'We Can't Cheat': Lessons from Ken Loach's Long-Time Editor
Frequent Ken Loach collaborator, editor Jonathan Morris discusses the process of cutting films with the two-time Palme d'Or winning filmmaker.
Jonathan Morris has been editing for legendary British filmmaker Ken Loach for 36 years, having collaborated on a total of 30 films together. In this Fandor Keyframe video from Abolfazl Talooni, Morris, who cut the films that won Loach both of his Palme d'Or awards, discusses his career working with the director, their process, and some lessons about working with self-imposed aesthetic restrictions.
Loach works in the tradition of "social realism," or cinema that depicts, in his words, "ordinary people and their dilemmas." His films focus on the struggles of the working class in Britain and are known for their use of regional dialect, realistic mise-en-scène, and naturalistic cutting techniques. According to Morris, this leads to a plenitude of key aesthetic decisions (and restrictions.)
"You cannot be flash, really. It's got to look real."
As the editor relates in the video, the way Loach makes films "can sometimes be quite restricting in the way you edit. You cannot be flash, really. It's got to look real." Note that he says "look" real; of course, all filmmaking is artifice, reality reconstructed, and any appearance of "reality" is the product of careful aesthetic choices that conform to a specific view of one reality, and constitutes just as much of an aesthetic stance as, say, a surrealist film. In every film, every shot has been (or should have been) arrived through careful aesthetic choices. And one choice that was particularly difficult, according to Morris, occurred during the editing of 1999's My Name is Joe.

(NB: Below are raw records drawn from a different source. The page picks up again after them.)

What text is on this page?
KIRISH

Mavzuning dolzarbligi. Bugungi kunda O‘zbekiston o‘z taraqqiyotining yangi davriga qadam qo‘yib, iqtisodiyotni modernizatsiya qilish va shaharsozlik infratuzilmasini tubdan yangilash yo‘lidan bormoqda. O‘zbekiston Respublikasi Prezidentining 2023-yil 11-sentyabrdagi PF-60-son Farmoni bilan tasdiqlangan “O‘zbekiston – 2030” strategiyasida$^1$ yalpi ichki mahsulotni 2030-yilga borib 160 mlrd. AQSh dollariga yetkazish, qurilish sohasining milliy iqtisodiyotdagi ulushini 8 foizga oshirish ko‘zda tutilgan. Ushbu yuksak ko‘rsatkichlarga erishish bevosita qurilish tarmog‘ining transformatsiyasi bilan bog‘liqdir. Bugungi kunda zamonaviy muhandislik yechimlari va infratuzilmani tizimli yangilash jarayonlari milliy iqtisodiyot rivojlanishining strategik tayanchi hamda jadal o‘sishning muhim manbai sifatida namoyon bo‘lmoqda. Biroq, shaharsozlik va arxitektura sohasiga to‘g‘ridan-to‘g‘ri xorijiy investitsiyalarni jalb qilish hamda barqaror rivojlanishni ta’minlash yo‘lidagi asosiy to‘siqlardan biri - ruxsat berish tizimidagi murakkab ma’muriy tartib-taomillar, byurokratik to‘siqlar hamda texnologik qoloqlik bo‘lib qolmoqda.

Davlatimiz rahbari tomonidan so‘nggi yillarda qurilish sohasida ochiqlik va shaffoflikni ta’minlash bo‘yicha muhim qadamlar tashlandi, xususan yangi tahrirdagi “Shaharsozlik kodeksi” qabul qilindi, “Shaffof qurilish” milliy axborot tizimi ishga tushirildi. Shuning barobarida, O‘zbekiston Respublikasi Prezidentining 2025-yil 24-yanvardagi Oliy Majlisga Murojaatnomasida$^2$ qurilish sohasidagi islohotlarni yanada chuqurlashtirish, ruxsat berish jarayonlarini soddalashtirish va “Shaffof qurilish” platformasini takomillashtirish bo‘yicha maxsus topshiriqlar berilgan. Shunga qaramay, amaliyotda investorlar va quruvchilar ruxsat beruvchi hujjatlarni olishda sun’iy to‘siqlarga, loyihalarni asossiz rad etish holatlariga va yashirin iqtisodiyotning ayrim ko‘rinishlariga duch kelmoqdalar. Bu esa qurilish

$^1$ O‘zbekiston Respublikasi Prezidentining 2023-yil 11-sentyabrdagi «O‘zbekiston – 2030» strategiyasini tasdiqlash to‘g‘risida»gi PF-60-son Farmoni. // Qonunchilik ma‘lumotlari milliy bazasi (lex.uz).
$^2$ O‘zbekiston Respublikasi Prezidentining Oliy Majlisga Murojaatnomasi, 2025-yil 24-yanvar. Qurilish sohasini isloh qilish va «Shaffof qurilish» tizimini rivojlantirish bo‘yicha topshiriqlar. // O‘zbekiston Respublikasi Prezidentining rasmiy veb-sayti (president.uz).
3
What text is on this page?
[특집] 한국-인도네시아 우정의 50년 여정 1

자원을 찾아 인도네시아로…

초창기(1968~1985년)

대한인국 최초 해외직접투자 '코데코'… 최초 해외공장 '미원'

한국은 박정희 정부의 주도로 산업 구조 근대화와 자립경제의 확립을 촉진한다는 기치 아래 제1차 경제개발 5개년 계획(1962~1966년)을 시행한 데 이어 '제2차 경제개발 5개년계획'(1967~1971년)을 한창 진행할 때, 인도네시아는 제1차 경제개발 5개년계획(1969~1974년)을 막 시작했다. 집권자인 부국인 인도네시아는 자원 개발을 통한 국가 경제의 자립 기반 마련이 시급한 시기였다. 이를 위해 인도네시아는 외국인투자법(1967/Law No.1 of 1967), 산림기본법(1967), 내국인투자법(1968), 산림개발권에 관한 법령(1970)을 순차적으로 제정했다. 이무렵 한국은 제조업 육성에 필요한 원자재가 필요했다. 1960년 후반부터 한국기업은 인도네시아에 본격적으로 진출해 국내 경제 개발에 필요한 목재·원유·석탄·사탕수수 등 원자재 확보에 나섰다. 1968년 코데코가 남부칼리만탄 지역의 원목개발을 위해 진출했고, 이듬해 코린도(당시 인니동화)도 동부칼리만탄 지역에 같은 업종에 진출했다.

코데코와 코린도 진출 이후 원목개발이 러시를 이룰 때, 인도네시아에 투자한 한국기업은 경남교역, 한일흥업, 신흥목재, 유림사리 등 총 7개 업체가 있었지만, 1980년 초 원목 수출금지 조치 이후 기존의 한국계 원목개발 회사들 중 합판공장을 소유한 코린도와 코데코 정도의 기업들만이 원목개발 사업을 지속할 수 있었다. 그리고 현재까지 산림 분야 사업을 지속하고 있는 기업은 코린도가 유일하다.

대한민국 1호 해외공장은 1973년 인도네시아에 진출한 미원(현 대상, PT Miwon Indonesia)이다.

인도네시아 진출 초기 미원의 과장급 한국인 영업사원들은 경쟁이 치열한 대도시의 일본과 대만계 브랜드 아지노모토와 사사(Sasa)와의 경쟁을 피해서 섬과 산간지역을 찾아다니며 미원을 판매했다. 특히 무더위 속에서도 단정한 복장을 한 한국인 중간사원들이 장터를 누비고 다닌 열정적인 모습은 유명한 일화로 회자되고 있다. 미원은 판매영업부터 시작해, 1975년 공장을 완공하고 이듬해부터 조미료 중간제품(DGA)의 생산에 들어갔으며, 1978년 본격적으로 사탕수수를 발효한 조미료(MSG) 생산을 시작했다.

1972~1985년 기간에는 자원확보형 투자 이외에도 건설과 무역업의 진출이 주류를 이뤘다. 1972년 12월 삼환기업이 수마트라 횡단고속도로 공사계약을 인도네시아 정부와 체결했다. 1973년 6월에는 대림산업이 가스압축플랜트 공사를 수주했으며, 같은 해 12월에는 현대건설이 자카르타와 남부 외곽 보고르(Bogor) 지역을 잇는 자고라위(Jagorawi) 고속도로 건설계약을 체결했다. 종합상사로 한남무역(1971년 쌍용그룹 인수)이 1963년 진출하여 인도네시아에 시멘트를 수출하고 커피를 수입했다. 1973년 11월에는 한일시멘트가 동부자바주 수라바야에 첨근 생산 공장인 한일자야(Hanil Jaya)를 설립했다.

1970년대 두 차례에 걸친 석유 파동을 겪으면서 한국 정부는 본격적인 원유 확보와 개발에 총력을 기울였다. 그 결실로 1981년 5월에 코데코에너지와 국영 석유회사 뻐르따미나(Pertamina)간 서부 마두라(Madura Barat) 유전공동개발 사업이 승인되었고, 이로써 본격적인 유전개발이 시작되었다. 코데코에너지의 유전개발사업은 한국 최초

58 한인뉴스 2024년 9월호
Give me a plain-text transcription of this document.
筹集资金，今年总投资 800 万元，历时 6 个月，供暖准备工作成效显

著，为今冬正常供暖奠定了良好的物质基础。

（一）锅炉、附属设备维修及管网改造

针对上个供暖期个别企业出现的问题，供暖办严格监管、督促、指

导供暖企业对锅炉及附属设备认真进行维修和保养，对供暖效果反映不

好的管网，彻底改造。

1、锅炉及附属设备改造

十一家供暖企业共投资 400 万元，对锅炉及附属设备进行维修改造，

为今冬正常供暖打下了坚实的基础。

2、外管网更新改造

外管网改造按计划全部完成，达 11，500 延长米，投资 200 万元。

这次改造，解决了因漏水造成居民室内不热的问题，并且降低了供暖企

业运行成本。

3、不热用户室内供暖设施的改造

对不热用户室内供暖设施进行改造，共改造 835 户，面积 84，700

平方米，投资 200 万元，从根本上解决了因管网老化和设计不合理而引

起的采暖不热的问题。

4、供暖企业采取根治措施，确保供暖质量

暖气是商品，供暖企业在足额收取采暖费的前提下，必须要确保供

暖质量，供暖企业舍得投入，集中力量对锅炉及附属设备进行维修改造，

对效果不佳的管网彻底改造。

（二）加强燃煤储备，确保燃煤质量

The film, which follows a recovering alcoholic in Glasgow, Scotland, features a scene in which Joe (Peter Mullan) discusses a past relationship with his new girlfriend (Louise Goodall). As Morris relates, Loach had a scene in the script, a flashback to when Joe was drinking and became violent in a former relationship. As Morris relates, they tried to edit the scene with and without the flashback. Morris, for one, fought for the flashback, saying that, "you needed to see how unpleasant and nasty our main character was." Also, in a moment of anger later in the film, Joe grabs Sarah by the shoulders and, as Morris says, he felt that the film "needed to have that moment of [gasps]."
Even though this moment (and its reverberation later in the film) technically violates the strict doctrines of "social realism," it works within the context of the film, heightening rather than depreciating its effect. This is an important lesson for any filmmaker, especially one working in a specific genre or tradition: no matter how well you know the rules or how faithfully you follow them, there will always be occasions when it's necessary to break these rules in order to tell your story in the most effective way.
This is doubly pertinent in an age when it seems as though there are no rules, and technology (forget ideology) permits the use of just about any aesthetic trick under the sun, with many seemingly employed for their own sake. That Morris and Loach deliberated so much about including this flashback, a moment which almost no viewer would notice, or even blink at, shows the discipline of true artistry and how important it is to think long and hard about every cut, every angle, every choice. The rest of the video is just as instructive and features Morris and Loach discussing everything from their daily work schedule to the switch from Steenbeck to Avid. Any student of film would do well to check it out.